A New Benchmark Milestone for Android Gaming Phones
The RedMagic 11S Pro+ has set a new performance milestone, becoming the first Android phone reported to exceed 4,000 points in Geekbench 6 single-core tests. Listings on the benchmarking platform under the model number nubia NX809J show multiple runs with scores in the high 3,900s, and at least one now-removed entry around 4,010 points. Multi-core scores also surpass 12,000 in some runs, underscoring how aggressively RedMagic is pushing Android flagship performance. This breakthrough matters because single-core benchmark results are often a strong indicator of how fast a device feels in everyday tasks, from app launches to web browsing. By overtaking previous Android results on Geekbench 6, the RedMagic 11S Pro+ signals a new ceiling for mobile CPUs and positions itself as a frontrunner in the high-end gaming phone segment, where raw speed is a key selling point.

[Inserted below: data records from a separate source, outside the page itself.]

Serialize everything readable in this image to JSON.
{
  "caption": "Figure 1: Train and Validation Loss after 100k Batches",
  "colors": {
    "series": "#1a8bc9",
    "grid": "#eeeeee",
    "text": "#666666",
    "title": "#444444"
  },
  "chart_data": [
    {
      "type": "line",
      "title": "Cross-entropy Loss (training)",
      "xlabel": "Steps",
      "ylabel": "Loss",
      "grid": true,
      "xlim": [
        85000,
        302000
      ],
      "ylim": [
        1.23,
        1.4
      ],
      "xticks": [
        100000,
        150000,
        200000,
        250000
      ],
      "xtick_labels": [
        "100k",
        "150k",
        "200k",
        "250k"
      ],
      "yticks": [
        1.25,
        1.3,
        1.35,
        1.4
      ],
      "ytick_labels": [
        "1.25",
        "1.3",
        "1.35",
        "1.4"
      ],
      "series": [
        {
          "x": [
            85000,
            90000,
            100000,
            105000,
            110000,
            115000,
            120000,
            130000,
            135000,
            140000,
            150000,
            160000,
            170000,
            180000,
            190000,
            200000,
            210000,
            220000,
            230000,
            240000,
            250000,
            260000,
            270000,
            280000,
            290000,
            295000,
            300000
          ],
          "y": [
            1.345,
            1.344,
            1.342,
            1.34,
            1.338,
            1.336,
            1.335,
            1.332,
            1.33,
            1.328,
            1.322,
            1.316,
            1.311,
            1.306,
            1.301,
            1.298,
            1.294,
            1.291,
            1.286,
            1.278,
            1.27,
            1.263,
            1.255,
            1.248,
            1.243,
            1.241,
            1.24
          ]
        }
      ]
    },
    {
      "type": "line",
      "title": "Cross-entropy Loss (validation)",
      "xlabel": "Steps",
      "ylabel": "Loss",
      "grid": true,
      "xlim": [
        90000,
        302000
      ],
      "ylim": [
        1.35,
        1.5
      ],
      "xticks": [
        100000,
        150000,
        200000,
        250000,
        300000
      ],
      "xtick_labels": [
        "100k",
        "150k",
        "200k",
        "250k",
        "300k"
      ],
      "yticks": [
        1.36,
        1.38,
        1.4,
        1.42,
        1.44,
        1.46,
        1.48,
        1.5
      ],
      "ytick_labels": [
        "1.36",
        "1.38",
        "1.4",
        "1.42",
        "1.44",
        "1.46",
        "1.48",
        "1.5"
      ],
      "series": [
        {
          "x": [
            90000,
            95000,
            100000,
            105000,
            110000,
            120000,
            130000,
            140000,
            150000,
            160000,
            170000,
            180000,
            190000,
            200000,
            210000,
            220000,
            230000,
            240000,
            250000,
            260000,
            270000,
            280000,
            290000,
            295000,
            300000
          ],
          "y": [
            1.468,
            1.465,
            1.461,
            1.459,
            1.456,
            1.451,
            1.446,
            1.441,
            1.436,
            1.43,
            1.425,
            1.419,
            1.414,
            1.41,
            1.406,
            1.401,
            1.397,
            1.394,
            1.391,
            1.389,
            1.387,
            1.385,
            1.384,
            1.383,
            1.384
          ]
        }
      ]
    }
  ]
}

Inside the Geekbench 6 Score: Hardware Tuning and Chip Selection
Behind the headline single-core benchmark figure is a combination of silicon selection and aggressive tuning. Geekbench identifies the RedMagic 11S Pro+ test unit as using a "QTI SM8850" chip clocked at up to 3,628 MHz across eight cores, deviating from the usual ARMv8 labeling seen on many Qualcomm-based phones. RedMagic has recently highlighted its process of cherry-picking what it calls the “best of the best” Snapdragon 8 Elite Gen 5 chips, effectively binning higher-quality silicon capable of sustaining higher clocks. This strategy, paired with device-level overclocking, helps explain the exceptional Geekbench 6 score. However, it also raises questions about consistency: will all retail units hit similar numbers, or are these results representative of ideal laboratory conditions? For power users, this underscores the importance of looking beyond a single benchmark run when judging Android flagship performance.

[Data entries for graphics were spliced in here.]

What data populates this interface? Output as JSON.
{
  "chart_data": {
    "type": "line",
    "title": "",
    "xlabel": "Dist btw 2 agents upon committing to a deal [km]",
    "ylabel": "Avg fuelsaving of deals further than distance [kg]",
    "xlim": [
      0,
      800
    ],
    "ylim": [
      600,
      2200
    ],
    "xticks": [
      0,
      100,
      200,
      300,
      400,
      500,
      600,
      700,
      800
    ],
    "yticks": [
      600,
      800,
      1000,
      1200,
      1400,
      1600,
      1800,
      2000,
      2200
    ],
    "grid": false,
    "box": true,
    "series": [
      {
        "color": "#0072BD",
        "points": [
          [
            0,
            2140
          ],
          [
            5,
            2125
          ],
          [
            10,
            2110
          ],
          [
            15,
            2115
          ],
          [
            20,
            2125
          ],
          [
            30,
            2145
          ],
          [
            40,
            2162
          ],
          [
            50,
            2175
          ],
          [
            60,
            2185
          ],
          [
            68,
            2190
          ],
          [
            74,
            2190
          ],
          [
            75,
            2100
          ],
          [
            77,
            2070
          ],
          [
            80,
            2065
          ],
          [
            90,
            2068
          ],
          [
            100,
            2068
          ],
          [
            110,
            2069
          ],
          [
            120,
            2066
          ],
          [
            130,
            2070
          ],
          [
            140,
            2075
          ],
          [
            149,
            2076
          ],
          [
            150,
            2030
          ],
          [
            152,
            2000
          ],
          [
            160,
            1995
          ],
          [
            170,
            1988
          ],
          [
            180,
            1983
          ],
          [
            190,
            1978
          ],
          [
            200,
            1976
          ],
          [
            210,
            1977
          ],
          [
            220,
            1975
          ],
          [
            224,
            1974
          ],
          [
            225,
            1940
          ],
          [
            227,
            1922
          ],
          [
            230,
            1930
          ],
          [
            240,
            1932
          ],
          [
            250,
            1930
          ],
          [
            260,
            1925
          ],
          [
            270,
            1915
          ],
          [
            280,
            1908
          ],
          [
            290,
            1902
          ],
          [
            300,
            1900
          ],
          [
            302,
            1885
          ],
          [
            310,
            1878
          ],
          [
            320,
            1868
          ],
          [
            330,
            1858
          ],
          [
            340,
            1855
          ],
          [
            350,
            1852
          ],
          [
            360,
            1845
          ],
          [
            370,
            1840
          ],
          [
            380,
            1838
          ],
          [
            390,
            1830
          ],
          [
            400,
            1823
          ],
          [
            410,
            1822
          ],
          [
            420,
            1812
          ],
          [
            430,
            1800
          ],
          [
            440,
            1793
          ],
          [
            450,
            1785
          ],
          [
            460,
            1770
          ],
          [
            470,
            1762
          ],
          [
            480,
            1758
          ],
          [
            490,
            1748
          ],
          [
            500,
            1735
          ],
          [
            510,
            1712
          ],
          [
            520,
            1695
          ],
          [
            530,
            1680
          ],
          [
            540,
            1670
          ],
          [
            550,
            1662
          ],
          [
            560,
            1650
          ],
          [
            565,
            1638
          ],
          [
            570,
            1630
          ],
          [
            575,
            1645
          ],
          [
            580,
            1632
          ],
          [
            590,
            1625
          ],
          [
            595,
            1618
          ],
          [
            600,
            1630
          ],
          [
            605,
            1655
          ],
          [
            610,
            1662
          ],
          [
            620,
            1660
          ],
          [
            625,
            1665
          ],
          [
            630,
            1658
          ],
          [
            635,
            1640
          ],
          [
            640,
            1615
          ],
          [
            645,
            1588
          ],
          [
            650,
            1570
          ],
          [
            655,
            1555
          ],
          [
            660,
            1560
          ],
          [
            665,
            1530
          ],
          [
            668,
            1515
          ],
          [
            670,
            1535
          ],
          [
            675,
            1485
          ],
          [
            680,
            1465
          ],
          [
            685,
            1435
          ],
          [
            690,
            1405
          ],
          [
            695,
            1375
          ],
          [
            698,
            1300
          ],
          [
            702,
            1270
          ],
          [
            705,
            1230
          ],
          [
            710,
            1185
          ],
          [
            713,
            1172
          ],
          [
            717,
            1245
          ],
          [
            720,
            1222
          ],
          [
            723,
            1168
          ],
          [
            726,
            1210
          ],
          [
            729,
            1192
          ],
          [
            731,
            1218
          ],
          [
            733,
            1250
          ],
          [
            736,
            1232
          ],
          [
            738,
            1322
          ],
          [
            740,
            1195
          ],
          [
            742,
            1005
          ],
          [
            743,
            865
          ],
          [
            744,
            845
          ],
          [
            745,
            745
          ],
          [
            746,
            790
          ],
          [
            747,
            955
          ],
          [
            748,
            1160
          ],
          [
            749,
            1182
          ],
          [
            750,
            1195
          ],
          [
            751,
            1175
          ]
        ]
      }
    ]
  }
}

Cooling, Sustained Performance, and Real-World Gaming Experience
Achieving a 4,000-point single-core benchmark is only meaningful if the phone can maintain high performance without overheating or throttling. RedMagic is leaning heavily on its established expertise in active cooling for the 11S Pro+, which is expected to combine an internal fan with vapor chamber and liquid-cooling-style thermal systems. These measures aim to keep the overclocked chip running near peak speeds for longer gaming sessions. The company also integrates its Redcore R4 gaming chip and CUBE Sky Gaming Engine, claiming support for more than 200 titles at up to 2K resolution and 144fps, enhanced by frame interpolation and resolution upscaling. In practice, this could translate into smoother frame rates and more consistent visual quality, especially in competitive games. Yet, sustained performance will ultimately depend on how well the software, cooling hardware, and game optimization work together in real-world conditions.
How Much Do Benchmark Numbers Matter for Everyday Users?

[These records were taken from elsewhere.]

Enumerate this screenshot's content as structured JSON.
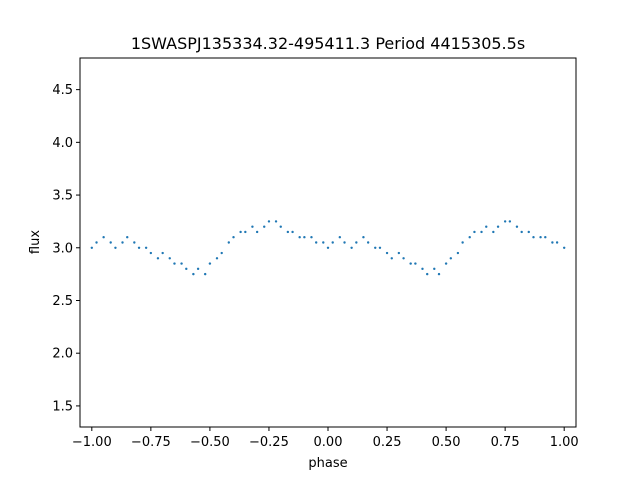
{
  "chart_data": {
    "type": "scatter",
    "title": "1SWASPJ135334.32-495411.3 Period 4415305.5s",
    "xlabel": "phase",
    "ylabel": "flux",
    "xlim": [
      -1.05,
      1.05
    ],
    "ylim": [
      1.3,
      4.8
    ],
    "x_ticks": [
      -1.0,
      -0.75,
      -0.5,
      -0.25,
      0.0,
      0.25,
      0.5,
      0.75,
      1.0
    ],
    "x_tick_labels": [
      "−1.00",
      "−0.75",
      "−0.50",
      "−0.25",
      "0.00",
      "0.25",
      "0.50",
      "0.75",
      "1.00"
    ],
    "y_ticks": [
      1.5,
      2.0,
      2.5,
      3.0,
      3.5,
      4.0,
      4.5
    ],
    "y_tick_labels": [
      "1.5",
      "2.0",
      "2.5",
      "3.0",
      "3.5",
      "4.0",
      "4.5"
    ],
    "grid": false,
    "legend": "none",
    "marker_color": "#1f77b4",
    "series": [
      {
        "x": [
          -1.0,
          -0.98,
          -0.95,
          -0.92,
          -0.9,
          -0.87,
          -0.85,
          -0.82,
          -0.8,
          -0.77,
          -0.75,
          -0.72,
          -0.7,
          -0.67,
          -0.65,
          -0.62,
          -0.6,
          -0.57,
          -0.55,
          -0.52,
          -0.5,
          -0.47,
          -0.45,
          -0.42,
          -0.4,
          -0.37,
          -0.35,
          -0.32,
          -0.3,
          -0.27,
          -0.25,
          -0.22,
          -0.2,
          -0.17,
          -0.15,
          -0.12,
          -0.1,
          -0.07,
          -0.05,
          -0.02,
          0.0,
          0.02,
          0.05,
          0.07,
          0.1,
          0.12,
          0.15,
          0.17,
          0.2,
          0.22,
          0.25,
          0.27,
          0.3,
          0.32,
          0.35,
          0.37,
          0.4,
          0.42,
          0.45,
          0.47,
          0.5,
          0.52,
          0.55,
          0.57,
          0.6,
          0.62,
          0.65,
          0.67,
          0.7,
          0.72,
          0.75,
          0.77,
          0.8,
          0.82,
          0.85,
          0.87,
          0.9,
          0.92,
          0.95,
          0.97,
          1.0
        ],
        "y": [
          3.0,
          3.05,
          3.1,
          3.05,
          3.0,
          3.05,
          3.1,
          3.05,
          3.0,
          3.0,
          2.95,
          2.9,
          2.95,
          2.9,
          2.85,
          2.85,
          2.8,
          2.75,
          2.8,
          2.75,
          2.85,
          2.9,
          2.95,
          3.05,
          3.1,
          3.15,
          3.15,
          3.2,
          3.15,
          3.2,
          3.25,
          3.25,
          3.2,
          3.15,
          3.15,
          3.1,
          3.1,
          3.1,
          3.05,
          3.05,
          3.0,
          3.05,
          3.1,
          3.05,
          3.0,
          3.05,
          3.1,
          3.05,
          3.0,
          3.0,
          2.95,
          2.9,
          2.95,
          2.9,
          2.85,
          2.85,
          2.8,
          2.75,
          2.8,
          2.75,
          2.85,
          2.9,
          2.95,
          3.05,
          3.1,
          3.15,
          3.15,
          3.2,
          3.15,
          3.2,
          3.25,
          3.25,
          3.2,
          3.15,
          3.15,
          3.1,
          3.1,
          3.1,
          3.05,
          3.05,
          3.0
        ]
      }
    ]
  }
}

While the RedMagic 11S Pro+ sets a new bar for single-core benchmark scores, the real-world impact for most users may be more incremental than revolutionary. At this level of Android flagship performance, everyday tasks like messaging, social media, and web browsing already feel fast on many high-end phones. The added headroom from a 4,000+ Geekbench 6 score mainly benefits heavy workloads: high-refresh gaming, complex multitasking, and CPU-intensive apps such as emulators or video editors. Moreover, single-core benchmark results don’t capture factors like RAM speed, storage performance, thermal behavior, or software optimization, all of which shape user experience. For gamers, the question is whether this headroom translates into tangible advantages—more stable 144fps gameplay, fewer frame drops, or reduced input lag—rather than just higher numbers on paper. Ultimately, benchmarks provide a useful reference point, but they are only one piece of the performance puzzle.